Conclusion : la crise du Covid-19 comme reconfiguration des politiques ?
En novembre 2020, plusieurs dizaines de médecins ont à nouveau pris position dans l’espace public pour que des mesures plus strictes soient adoptées afin de lutter plus efficacement contre la pandémie, en vain. Coincé par des contraintes internes et externes, le régime ne parvient pas à répondre efficacement aux conséquences de la pandémie ni même à prévenir sa diffusion. Suppléant aux absences officielles d’entraide et de solidarité, divers acteurs sociaux se sont engagés dans des mesures d’entraide et de solidarité. Bien que ces actions restent circonscrites à certains espaces, elles présentent une volonté d’autonomie de collectifs en période de crise.

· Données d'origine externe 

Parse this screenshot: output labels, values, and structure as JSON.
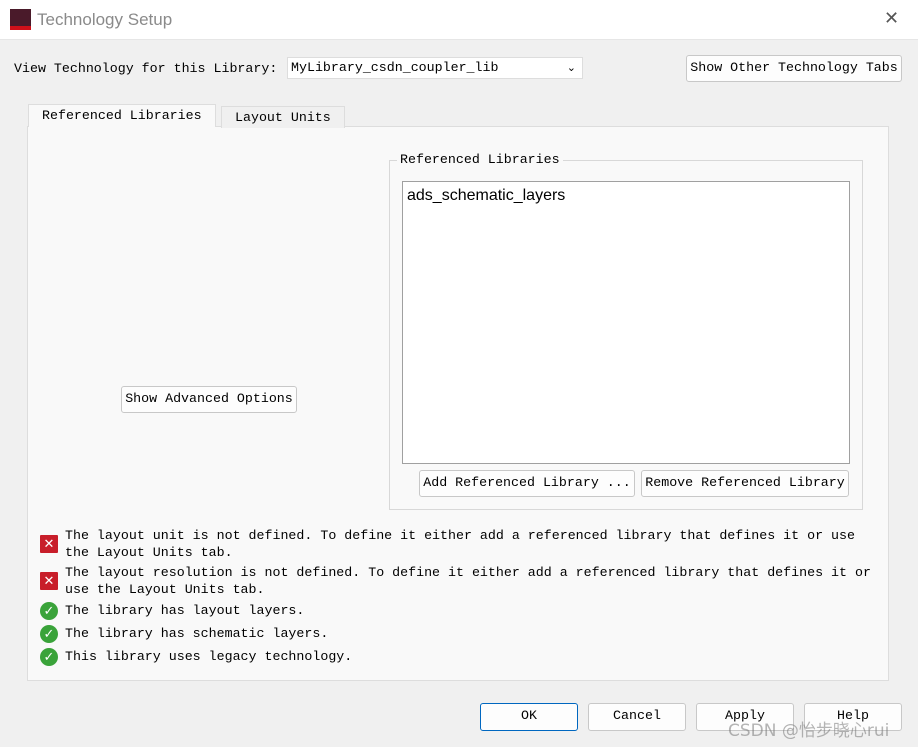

Deux questions se posent. Tout d’abord celle de la pérennité de ces mouvements dans le temps. Les différents mouvements sont loin d’avancer de manière structurée. De même, le caractère collectif des mobilisations locales restent encore à étudier. Loin d’avoir une stratégie claire, des initiatives répondent avant tout à un besoin proche dans l’espace et dans le temps. Des logiques concurrentielles peuvent aussi apparaître. En outre, le sentiment de constituer un univers politique distinct ne semble pas partagé.
L’autre question est celle des limites entre la capacité d’action de la mobilisation de la base et celle de la bureaucratie étatique. Les séquences de tensions sont des moments où se chevauchent les espaces de l’État et de la société. Comme l’a démontré Fariba Adelkah, ces deux espaces s’influencent réciproquement, loin d’être interpénétrables ou irrémédiablement hostiles l’un à l’autre [13]. Des pratiques se lancent, sont partagées et s’éprouvent dans le temps, renforçant un travail militant en cours de construction [14]. La question de la « gestion du désordre » n’est peut-être donc pas tant le reflet d’un État chaotique que celle d’une concurrence entre différents acteurs ayant besoin les uns des autres pour assurer leur devenir. Il restera donc à voir comment la structure publique intégrera les initiatives locales ou non.